Federal Rule of Civil Procedure 8(a)(2) provides that a claim for relief must contain “a short and plain statement of the claim showing that the pleader is entitled to relief.” To survive a motion to dismiss, the nonmovant must allege facts supporting each element of its claims, and the claims cannot rest on mere speculation. Bell Atlantic Corp. v. Twombly, 550 U.S. 544, 555 (2007). Specifically, the pleading “must allege more than ‘[t]hreadbare recitals of the elements of a cause of action, supported by mere conclusory statements'” and instead must “allege sufficient facts that, taken as true, ‘state a claim to relief that is plausible on its face.'” K.T. v. Culver-Stockton Coll., 865 F.3d 1054, 1057 (8th Cir. 2017) (quoting Ashcroft v. Iqbal, 556 U.S. 662, 678 (2009)). The issue in considering such a motion is not whether the nonmovant will ultimately prevail, but whether it is entitled to present evidence in support of the claim. See Twombly, 550 U.S. at 556.
Discussion
Chippewa Loft asserts a counterclaim for vexatious refusal to pay pursuant to Mo. Rev. Stat. § 375.420. Doc. [37]. To establish vexatious refusal to pay, Chippewa Loft must prove: (1) it had an insurance policy with Mount Vernon; (2) Mount Vernon refused to pay; and (3) Mount Vernon's refusal was “without reasonable cause or excuse.” See Dhyne v. State Farm & Cas. Co., 188 S.W.3d 454, 457 (Mo. 2006); Murray-Kaplan v. NEC Ins., Inc., 617 S.W.3d 485, 498 (Mo.Ct.App. 2021). Chippewa Loft alleges that Mount Vernon's behavior in adjusting its claim was vexatious and without reasonable cause because the FBVE did not apply to its claim; therefore, Mount Vernon's utilization of the FBVE was a “bad faith attempt to delay” payment of the claim. Id. ¶¶ 28-30.

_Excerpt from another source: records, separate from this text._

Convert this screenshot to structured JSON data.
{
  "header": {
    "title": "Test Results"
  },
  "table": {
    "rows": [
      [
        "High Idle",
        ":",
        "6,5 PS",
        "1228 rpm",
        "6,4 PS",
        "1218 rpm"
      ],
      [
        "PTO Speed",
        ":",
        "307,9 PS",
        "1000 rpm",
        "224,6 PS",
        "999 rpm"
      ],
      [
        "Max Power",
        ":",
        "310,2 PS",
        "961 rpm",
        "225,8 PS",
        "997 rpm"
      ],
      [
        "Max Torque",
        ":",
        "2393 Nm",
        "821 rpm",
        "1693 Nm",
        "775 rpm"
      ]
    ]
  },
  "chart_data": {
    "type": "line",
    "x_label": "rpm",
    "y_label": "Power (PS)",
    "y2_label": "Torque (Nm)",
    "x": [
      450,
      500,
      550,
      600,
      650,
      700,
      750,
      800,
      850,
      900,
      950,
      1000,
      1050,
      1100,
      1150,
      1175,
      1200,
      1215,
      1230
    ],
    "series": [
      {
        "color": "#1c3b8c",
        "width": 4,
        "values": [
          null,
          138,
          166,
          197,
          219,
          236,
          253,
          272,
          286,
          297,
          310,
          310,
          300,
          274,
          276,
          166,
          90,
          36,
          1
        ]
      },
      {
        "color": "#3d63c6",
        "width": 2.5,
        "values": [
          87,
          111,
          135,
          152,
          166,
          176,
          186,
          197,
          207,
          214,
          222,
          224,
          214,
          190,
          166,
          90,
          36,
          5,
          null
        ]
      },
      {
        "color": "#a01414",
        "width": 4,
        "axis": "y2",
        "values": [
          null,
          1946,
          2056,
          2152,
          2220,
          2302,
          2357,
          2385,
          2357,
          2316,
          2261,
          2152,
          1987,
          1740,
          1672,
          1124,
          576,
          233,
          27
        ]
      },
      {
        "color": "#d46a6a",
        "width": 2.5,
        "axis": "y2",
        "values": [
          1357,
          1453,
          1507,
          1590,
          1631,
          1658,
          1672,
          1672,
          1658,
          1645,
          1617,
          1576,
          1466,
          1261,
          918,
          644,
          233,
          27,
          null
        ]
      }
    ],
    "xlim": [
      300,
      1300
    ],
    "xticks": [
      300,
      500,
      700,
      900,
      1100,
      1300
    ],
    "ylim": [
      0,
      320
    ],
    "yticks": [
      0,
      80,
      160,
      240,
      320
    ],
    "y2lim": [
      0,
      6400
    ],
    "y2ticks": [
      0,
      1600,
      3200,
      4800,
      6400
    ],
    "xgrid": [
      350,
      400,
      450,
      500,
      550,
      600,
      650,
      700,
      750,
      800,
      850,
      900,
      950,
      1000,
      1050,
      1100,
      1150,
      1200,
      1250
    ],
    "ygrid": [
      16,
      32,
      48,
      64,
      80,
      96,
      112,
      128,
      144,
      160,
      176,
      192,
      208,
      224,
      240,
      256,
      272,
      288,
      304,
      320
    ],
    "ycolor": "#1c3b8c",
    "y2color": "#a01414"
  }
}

Missouri law does not recognize a stand-alone cause of action for vexatious refusal; rather, a vexatious refusal claim is derivative of a breach-of-contract claim. See Aziz v. Allstate Ins. Co., 875 F.3d 865, 869 (8th Cir. 2017) (citing Fischer v. First American Title Ins. Co., 388 S.W.3d 181, 184 (Mo.Ct.App. 2012); Mo. Rev. Stat. § 375.296 (damages for vexatious refusal to pay are awarded “in addition to the amount due under the provisions of the contract of insurance”). The vexatious refusal statute provides for an extra-contractual penalty that supplements a breach of contract claim, providing recovery for an insured where the insurer's refusal to pay under the policy was not reasonable. See Overcast v. Billings Mutual Ins. Co., 11 S.W.3d 62, 67 (Mo. banc 2000); see also Lloyd's Acceptance Corp. v. Affiliated FM Ins. Co., 2006 WL 1722278 at *2 (E. D. Mo. Jun.19, 2006) (“[A] vexatious refusal to pay claim is a supplement to a breach of contract claim, and may be brought in addition to a breach of contract claim.”) (emphasis added). There can be no recovery for vexatious refusal where there is no prior claim for breach of the insurance policy. Aziz, 875 F.3d at 869 (citing State ex rel. U.S. Fidelity & Guaranty Co. v. Walsh, 540 S.W.2d 137, 141-42 (Mo. App. 1976).
Mount Vernon argues that Chippewa Loft's counterclaim for vexatious refusal must be dismissed because Missouri law does not recognize a stand-alone cause of action for vexatious refusal, and Chippewa Loft has not brought a related claim for breach of contract. See Doc. [41] at 1-2. The Court agrees. Under Missouri law, because Chippewa Loft has not brought a breach of contract claim against Mount Vernon, it cannot bring a vexatious refusal claim.
Accordingly, IT IS HEREBY ORDERED that Mount Vernon's Motion to Dismiss Chippewa Loft's counterclaim for vexatious refusal, Doc. [40], is GRANTED, and the counterclaim is DISMISSED without prejudice.